En conséquence de quoi, l’ordonnance du 27 novembre 2019 déférée à la cour ayant refusé de rétracter l’ordonnance sur requête du 1er février 2019 est infirmée, et cette ordonnance sur requête ayant désigné Me F G en qualité de mandataire commun de l’indivision des propriétaires du lot 632 du syndicat des copropriétaires des Résidences de la Corniche Domaine des Alpilles est rétractée.
Les difficultés juridiques générées par l’annulation des deux assemblées générales du 3 septembre 2012 ayant approuvé la scission de la copropriété initiale et le retrait du lot 632 sur lequel a été bâtie une autre copropriété ne permettent pas de retenir à l’encontre de la SCP Q-Z-R un manquement à son devoir de loyauté qui justifierait une condamnation au titre de l’article 32-1 du code de procédure civile ainsi que des dommages-intérêts, les intimés devant être déboutés de ces chefs de demandes.
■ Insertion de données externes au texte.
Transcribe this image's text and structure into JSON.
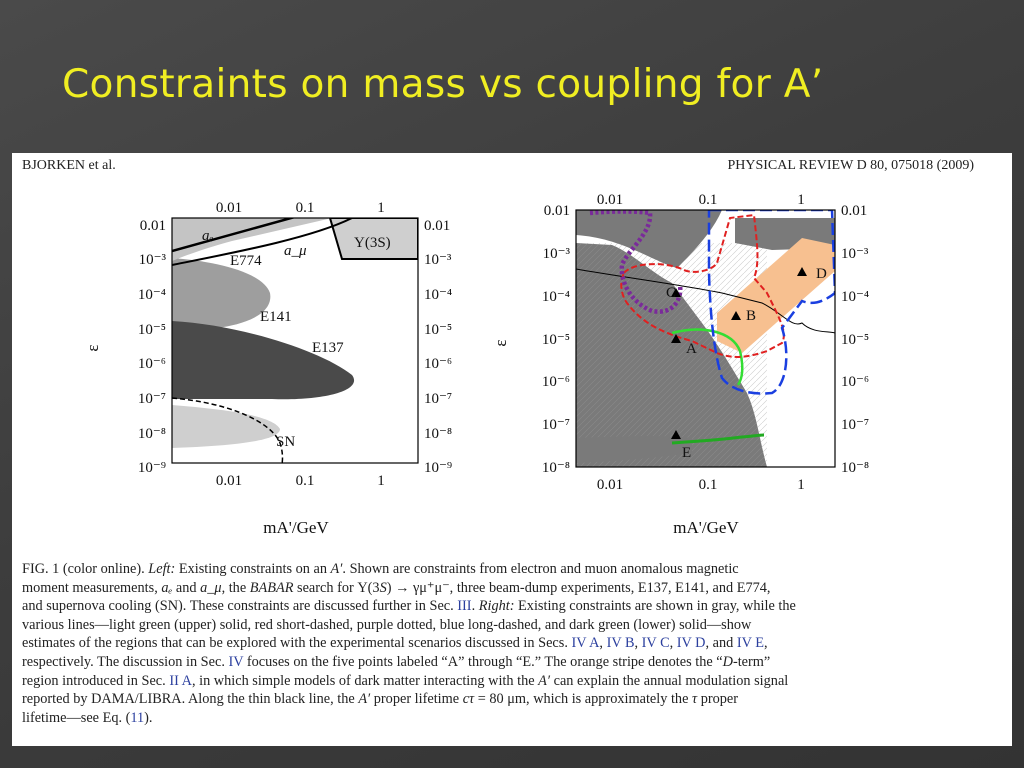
{
  "slide": {
    "title": "Constraints on mass vs coupling for A’"
  },
  "header": {
    "authors": "BJORKEN et al.",
    "journal": "PHYSICAL REVIEW D 80, 075018 (2009)"
  },
  "left_plot": {
    "x_ticks": [
      "0.01",
      "0.1",
      "1"
    ],
    "y_ticks": [
      "0.01",
      "10⁻³",
      "10⁻⁴",
      "10⁻⁵",
      "10⁻⁶",
      "10⁻⁷",
      "10⁻⁸",
      "10⁻⁹"
    ],
    "xlabel": "mA'/GeV",
    "ylabel": "ε",
    "labels": {
      "ae": "aₑ",
      "amu": "a_μ",
      "upsilon": "Υ(3S)",
      "e774": "E774",
      "e141": "E141",
      "e137": "E137",
      "sn": "SN"
    }
  },
  "right_plot": {
    "x_ticks": [
      "0.01",
      "0.1",
      "1"
    ],
    "y_ticks": [
      "0.01",
      "10⁻³",
      "10⁻⁴",
      "10⁻⁵",
      "10⁻⁶",
      "10⁻⁷",
      "10⁻⁸"
    ],
    "xlabel": "mA'/GeV",
    "ylabel": "ε",
    "points": [
      "A",
      "B",
      "C",
      "D",
      "E"
    ]
  },
  "caption": {
    "lines": [
      [
        {
          "t": "FIG. 1 (color online).   "
        },
        {
          "t": "Left:",
          "i": true
        },
        {
          "t": " Existing constraints on an "
        },
        {
          "t": "A′",
          "i": true
        },
        {
          "t": ". Shown are constraints from electron and muon anomalous magnetic"
        }
      ],
      [
        {
          "t": "moment measurements, "
        },
        {
          "t": "aₑ",
          "i": true
        },
        {
          "t": " and "
        },
        {
          "t": "a_μ",
          "i": true
        },
        {
          "t": ", the "
        },
        {
          "t": "BABAR",
          "i": true
        },
        {
          "t": " search for Υ(3"
        },
        {
          "t": "S",
          "i": true
        },
        {
          "t": ") → γμ⁺μ⁻, three beam-dump experiments, E137, E141, and E774,"
        }
      ],
      [
        {
          "t": "and supernova cooling (SN). These constraints are discussed further in Sec. "
        },
        {
          "t": "III",
          "r": true
        },
        {
          "t": ". "
        },
        {
          "t": "Right:",
          "i": true
        },
        {
          "t": " Existing constraints are shown in gray, while the"
        }
      ],
      [
        {
          "t": "various lines—light green (upper) solid, red short-dashed, purple dotted, blue long-dashed, and dark green (lower) solid—show"
        }
      ],
      [
        {
          "t": "estimates of the regions that can be explored with the experimental scenarios discussed in Secs. "
        },
        {
          "t": "IV A",
          "r": true
        },
        {
          "t": ", "
        },
        {
          "t": "IV B",
          "r": true
        },
        {
          "t": ", "
        },
        {
          "t": "IV C",
          "r": true
        },
        {
          "t": ", "
        },
        {
          "t": "IV D",
          "r": true
        },
        {
          "t": ", and "
        },
        {
          "t": "IV E",
          "r": true
        },
        {
          "t": ","
        }
      ],
      [
        {
          "t": "respectively. The discussion in Sec. "
        },
        {
          "t": "IV",
          "r": true
        },
        {
          "t": " focuses on the five points labeled “A” through “E.” The orange stripe denotes the “"
        },
        {
          "t": "D",
          "i": true
        },
        {
          "t": "-term”"
        }
      ],
      [
        {
          "t": "region introduced in Sec. "
        },
        {
          "t": "II A",
          "r": true
        },
        {
          "t": ", in which simple models of dark matter interacting with the "
        },
        {
          "t": "A′",
          "i": true
        },
        {
          "t": " can explain the annual modulation signal"
        }
      ],
      [
        {
          "t": "reported by DAMA/LIBRA. Along the thin black line, the "
        },
        {
          "t": "A′",
          "i": true
        },
        {
          "t": " proper lifetime "
        },
        {
          "t": "cτ",
          "i": true
        },
        {
          "t": " = 80 μm, which is approximately the "
        },
        {
          "t": "τ",
          "i": true
        },
        {
          "t": " proper"
        }
      ],
      [
        {
          "t": "lifetime—see Eq. ("
        },
        {
          "t": "11",
          "r": true
        },
        {
          "t": ")."
        }
      ]
    ]
  },
  "colors": {
    "title": "#f0ee22",
    "background": "#3f3f3f",
    "constraint_gray": "#7a7a7a",
    "light_green": "#33dd33",
    "dark_green": "#22aa22",
    "red": "#e02020",
    "purple": "#7a2a9a",
    "blue": "#1a3fe0",
    "orange": "#f7c090"
  }
}
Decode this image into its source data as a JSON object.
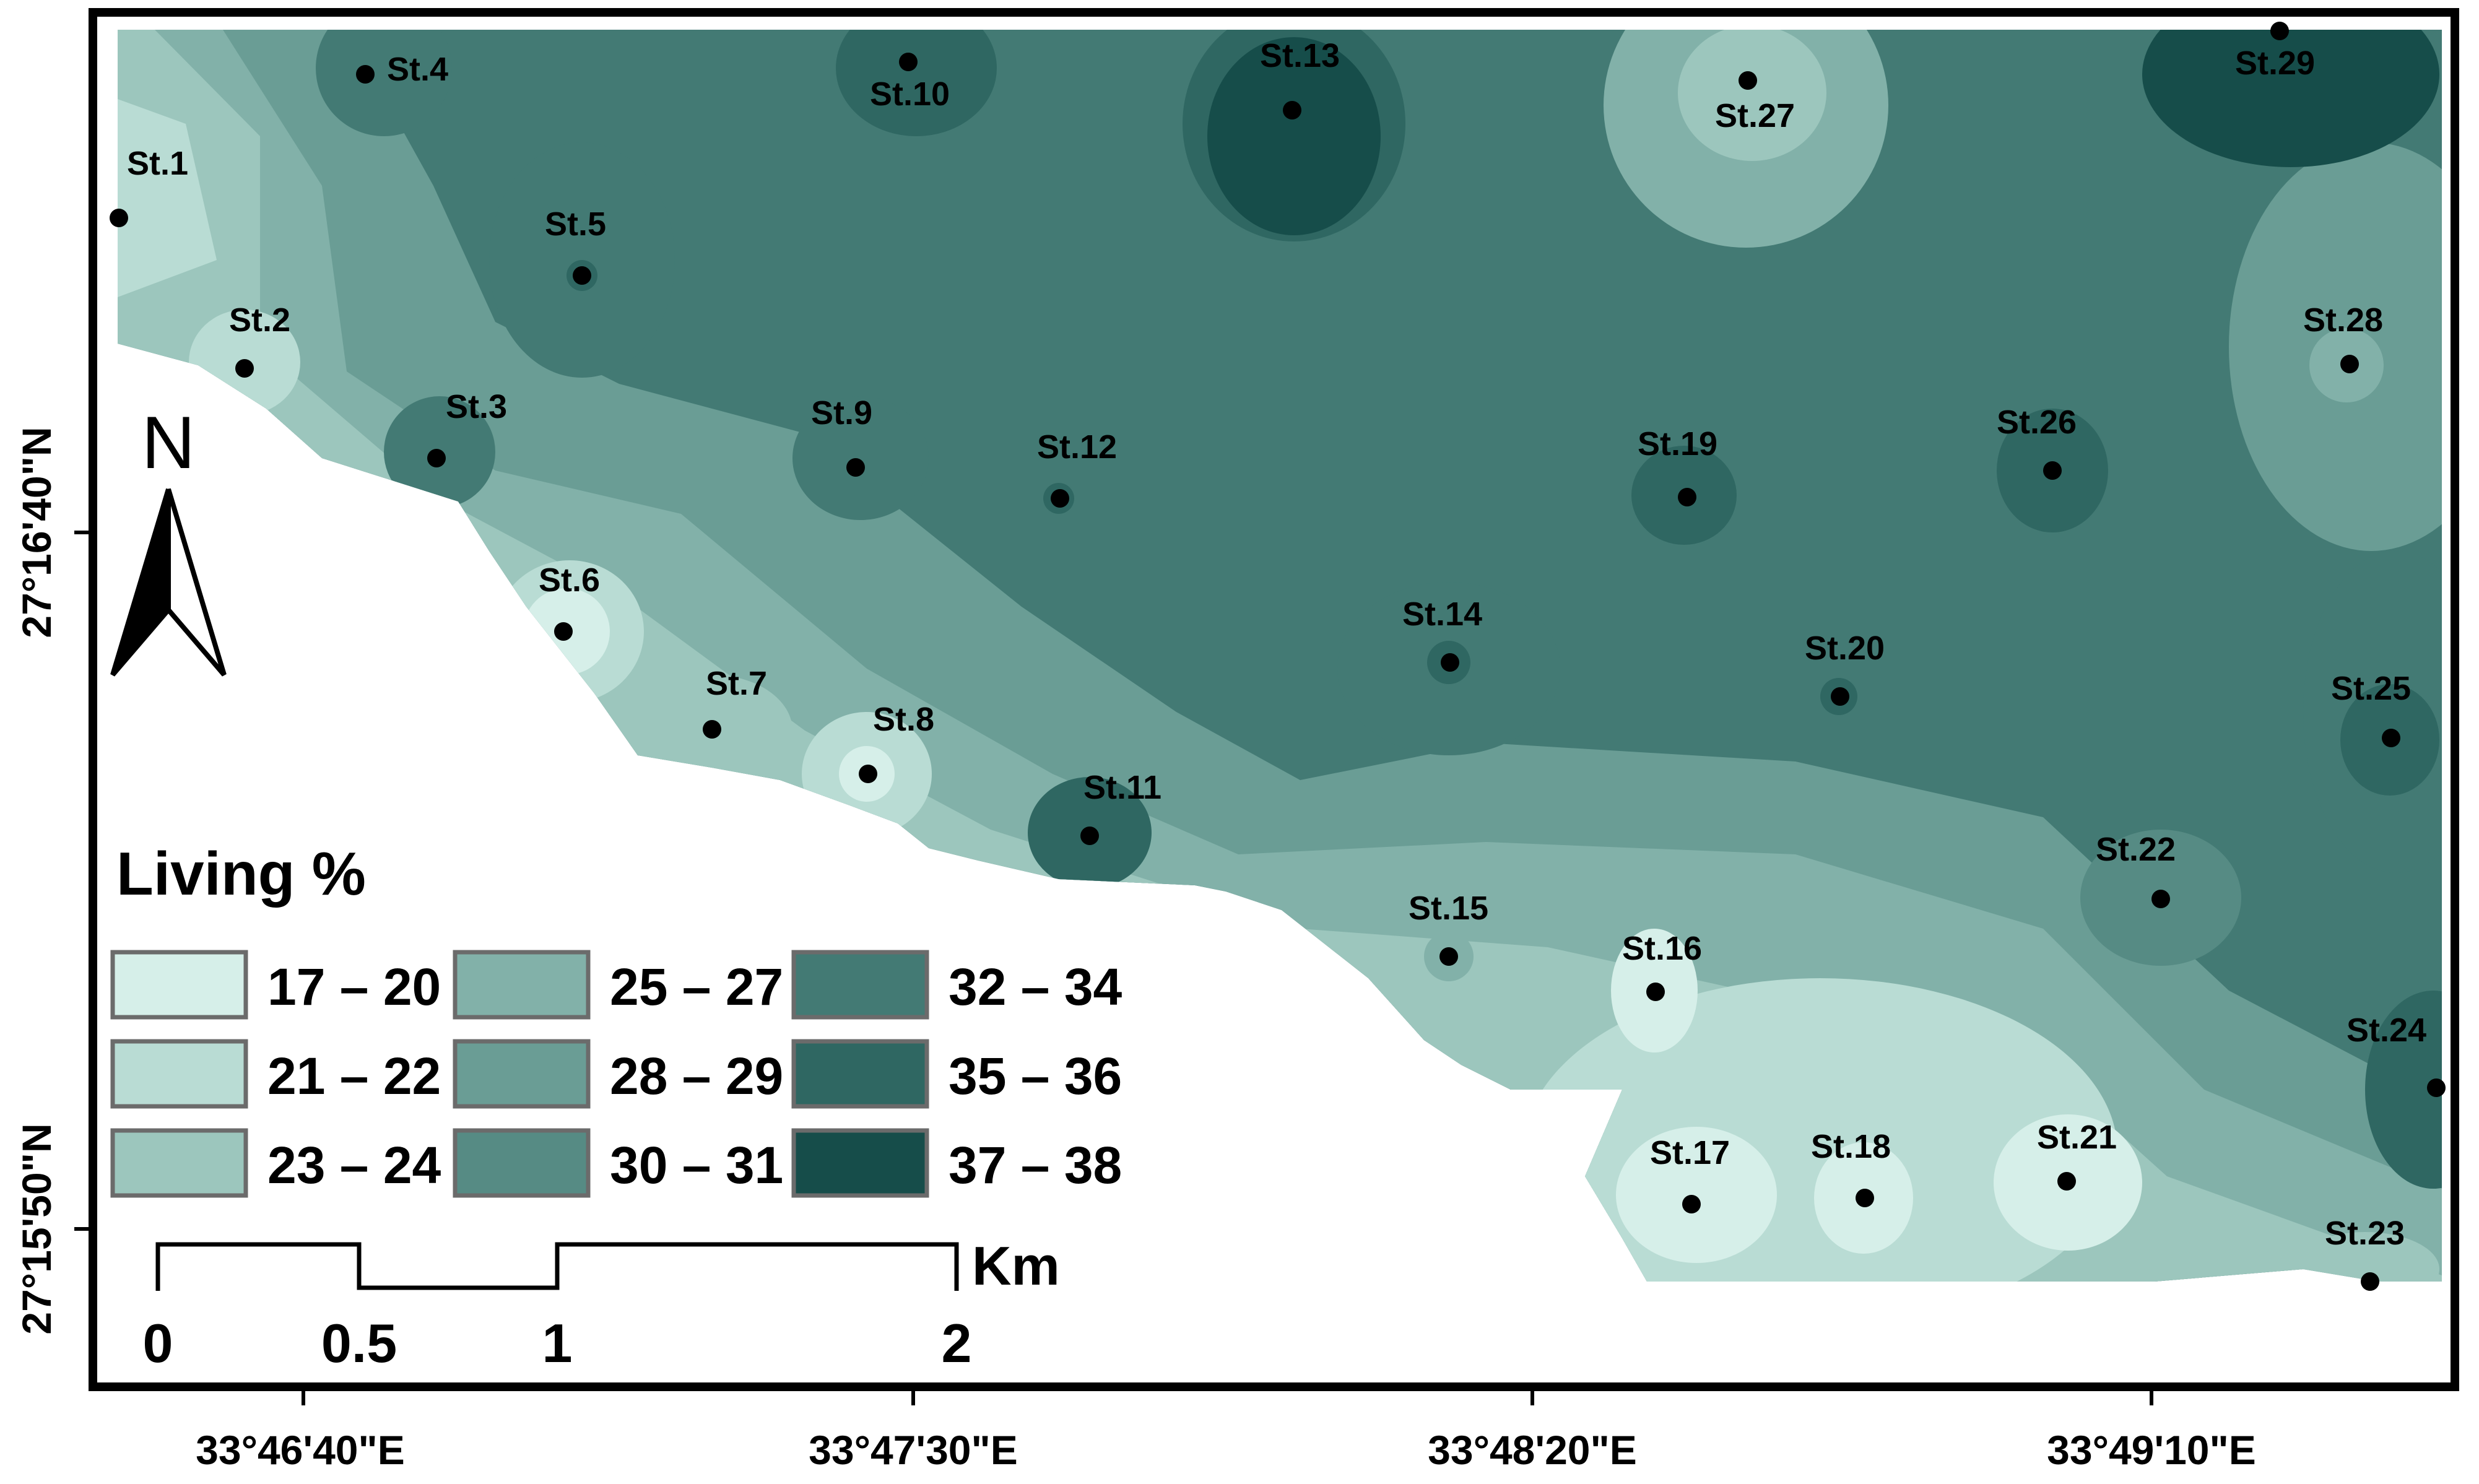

Il y a lieu enfin de condamner la SCP Q-Z-R, prise en la personne de maître Z, au paiement de la somme de 2 500 euros en application de l’article 700 du code de procédure civile, aucun élément ne justifiant ce, sur ce fondement, la condamnation de Me F G.
PAR CES MOTIFS :
La Cour,
Infirme l’ordonnance entreprise sauf en ce qu’elle a déclaré recevable l’intervention volontaire de Me F G, ès qualités de mandataire commun et rejeté l’exception d’irrecevabilité de la demande ;
Statuant à nouveau ;
Rétracte l’ordonnance rendue par le délégataire du président du tribunal de grande instance de Marseille le 1er février 2019 ayant désigné Me F G en qualité de mandataire commun de «l’indivision des propriétaires du lot 632 du Syndicat des copropriétaires des Résidences de la Corniche Domaine des Alpilles» ;
Déboute M. I X et Mme A X, la SCI Jache, M. K L et Mme M L, la SCI Sakat de leurs demandes fondée sur l’article 32-1 du code de procédure civile et à titre de dommages et intérêts ;
Condamne la SCP Q-Z-R, prise en la personne de maître Z à payer à M. I X et Mme A X, la SCI Jache, M. K L et Mme M L, la SCI Sakat, la somme de 2 500 euros titre de l’article 700 du Code de procédure civile ;
Déboute M. I X et Mme A X, la SCI Jache, M. K L et Mme M L, la SCI Sakat de leur demande au titre de l’article 700 du Code de procédure civile à l’encontre de Me F G, administrateur judiciaire ;
Condamne la SCP Q-Z-R, prise en la personne de maître Z aux entiers dépens d’appel, qui seront recouvrés conformément aux dispositions de l’article 699 du Code de procédure civile.